1. This appeal under Section 15(1)(b) of the Contempt of Courts Act 1971 is directed against an order passed by the High Court of Madras rejecting an application for taking action for contempt of Court against the respondent. The application was moved by the appellant after obtaining the consent of the Advocate-General under Clause (b) of Sub-section (1) of Section 15 of the Act and it was, therefore, clearly maintainable. But the High Court being presumably unaware of the fact that the consent of the Advocate-General had been obtained under Clause (b) of Sub-section (1) of Section 15 of the Act, rejected the application on the ground that the High Court would not be inclined to take notice of a contempt application filed by a private party and the appellant might if so advised, approach the Advocate-General who might, if he thinks fit, file a petition for contempt of court.

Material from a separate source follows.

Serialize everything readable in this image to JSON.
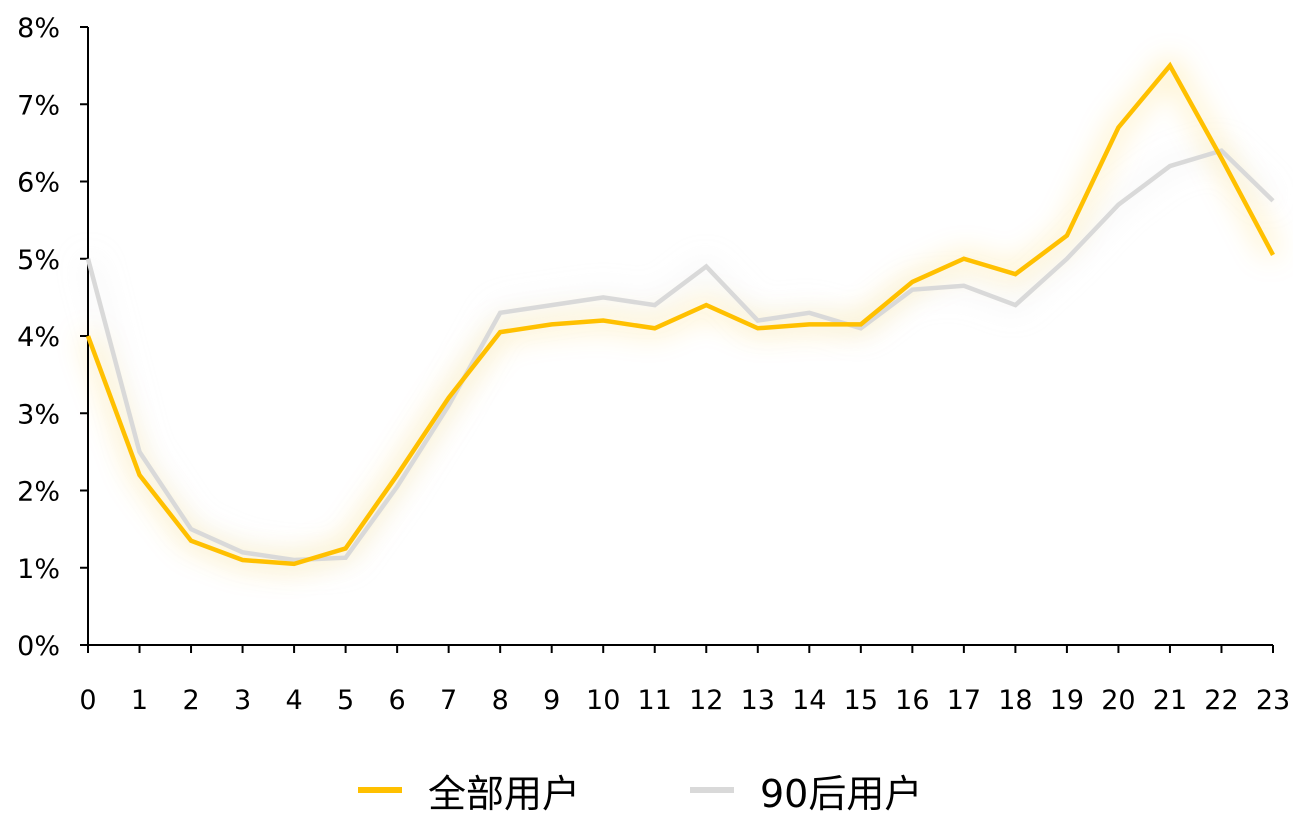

This was patently an erroneous order since under Section 15, Sub-section (1) it is competent to the High Court to take action for contempt of Court not only on a motion being made by the Advocate-General but also on a motion made by any other person with the consent in writing of' the Advocate-General. Here, the appellant had obtained the consent in writing of the Advocate-Genl. before filing the application for contempt and the application was, therefore, competent and maintainable. The High Court was in error in refusing to take notice of the application for contempt preferred by the appellant on the ground that the appellant was a private party and the Advocate-General alone could maintain such an application. We accordingly allow the appeal and set aside the order made by the High Court rejecting the application for contempt. The matter will go back to the High Court so that the High Court can dispose of the application according to law. In view of the peculiar circumstances of the case there will be no order as to costs.